Martha Nussbaum was born Martha Craven on May 6, 1947, in New York City, New York, United States to the family of a Philadelphia lawyer George Craven and an interior designer and homemaker Betty Warren. She has an older half-brother, Robert, from her father’s first marriage, and a younger sister, Gail.
When Nussbaum was six months old, the family moved when her father, a tax and estates attorney, became a partner in a prominent Philadelphia law firm. Nussbaum's father was a major influence on her.
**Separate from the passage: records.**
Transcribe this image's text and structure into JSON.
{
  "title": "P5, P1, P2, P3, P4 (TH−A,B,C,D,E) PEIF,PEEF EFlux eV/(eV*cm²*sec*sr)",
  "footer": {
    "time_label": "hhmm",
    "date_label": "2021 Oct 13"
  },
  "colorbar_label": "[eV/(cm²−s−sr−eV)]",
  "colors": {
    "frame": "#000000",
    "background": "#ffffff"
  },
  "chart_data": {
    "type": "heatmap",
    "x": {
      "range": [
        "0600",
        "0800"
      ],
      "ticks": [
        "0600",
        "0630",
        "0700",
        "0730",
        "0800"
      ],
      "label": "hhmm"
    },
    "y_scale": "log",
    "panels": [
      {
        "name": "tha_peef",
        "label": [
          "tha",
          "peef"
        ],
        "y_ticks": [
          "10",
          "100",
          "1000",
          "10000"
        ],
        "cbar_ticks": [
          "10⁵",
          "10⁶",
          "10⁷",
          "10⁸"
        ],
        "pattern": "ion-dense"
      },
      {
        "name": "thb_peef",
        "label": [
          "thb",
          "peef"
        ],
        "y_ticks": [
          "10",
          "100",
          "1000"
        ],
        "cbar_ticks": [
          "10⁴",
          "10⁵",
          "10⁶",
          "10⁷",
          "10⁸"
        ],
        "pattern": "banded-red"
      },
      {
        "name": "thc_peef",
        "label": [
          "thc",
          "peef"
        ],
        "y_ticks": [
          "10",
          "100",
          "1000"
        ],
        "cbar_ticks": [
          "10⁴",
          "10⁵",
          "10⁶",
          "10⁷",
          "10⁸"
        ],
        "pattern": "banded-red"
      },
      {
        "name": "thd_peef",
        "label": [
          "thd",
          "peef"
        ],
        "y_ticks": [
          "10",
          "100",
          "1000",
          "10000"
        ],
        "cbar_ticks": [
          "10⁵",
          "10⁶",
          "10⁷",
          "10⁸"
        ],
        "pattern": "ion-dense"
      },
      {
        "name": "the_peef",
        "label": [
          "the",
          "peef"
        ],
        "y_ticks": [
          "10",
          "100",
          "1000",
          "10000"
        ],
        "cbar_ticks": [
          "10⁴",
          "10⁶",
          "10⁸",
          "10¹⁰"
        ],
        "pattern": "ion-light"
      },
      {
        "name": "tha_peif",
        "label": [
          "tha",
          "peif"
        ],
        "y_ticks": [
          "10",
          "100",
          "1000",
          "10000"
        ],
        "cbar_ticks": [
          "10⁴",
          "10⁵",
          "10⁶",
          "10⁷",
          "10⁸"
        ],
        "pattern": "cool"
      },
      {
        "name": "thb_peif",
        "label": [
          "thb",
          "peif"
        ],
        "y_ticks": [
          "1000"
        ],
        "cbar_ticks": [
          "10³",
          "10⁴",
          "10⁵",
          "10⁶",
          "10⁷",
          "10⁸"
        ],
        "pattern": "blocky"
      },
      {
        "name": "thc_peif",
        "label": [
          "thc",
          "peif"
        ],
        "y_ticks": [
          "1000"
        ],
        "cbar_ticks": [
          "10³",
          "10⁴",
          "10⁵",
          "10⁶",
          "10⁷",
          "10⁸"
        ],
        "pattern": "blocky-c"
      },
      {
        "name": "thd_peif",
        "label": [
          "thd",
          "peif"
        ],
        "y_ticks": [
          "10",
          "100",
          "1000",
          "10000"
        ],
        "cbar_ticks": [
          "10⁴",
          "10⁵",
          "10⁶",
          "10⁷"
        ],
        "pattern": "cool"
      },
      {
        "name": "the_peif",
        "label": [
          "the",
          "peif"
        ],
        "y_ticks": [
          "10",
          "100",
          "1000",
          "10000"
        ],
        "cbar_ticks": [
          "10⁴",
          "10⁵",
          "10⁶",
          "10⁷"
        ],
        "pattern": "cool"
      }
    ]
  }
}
In a recent interview with philosopher Andrea Scarantino, published in the Emotion Researcher, Nussbaum recalled that from her father she learned that discipline, hard work, and pleasure all ran together.
George Craven also taught his daughter the pleasure of being well dressed but never stuffy, while her mother, also influential on Martha’s life and outlook, taught her the value of emotions and to respect all people, regardless of class.
Martha Nussbaum has, on various occasions, spoken candidly about her parents, including her father’s bigotry (born and raised in Macon, Georgia, before the Civil rights era, he would not attend her wedding to Alan Nussbaum, a Jew) and her mother’s drinking (she later entered AA and helped others embrace sobriety). These factors shaped her life and her thinking, just as her father’s encouragement and her mother’s unconditional love did.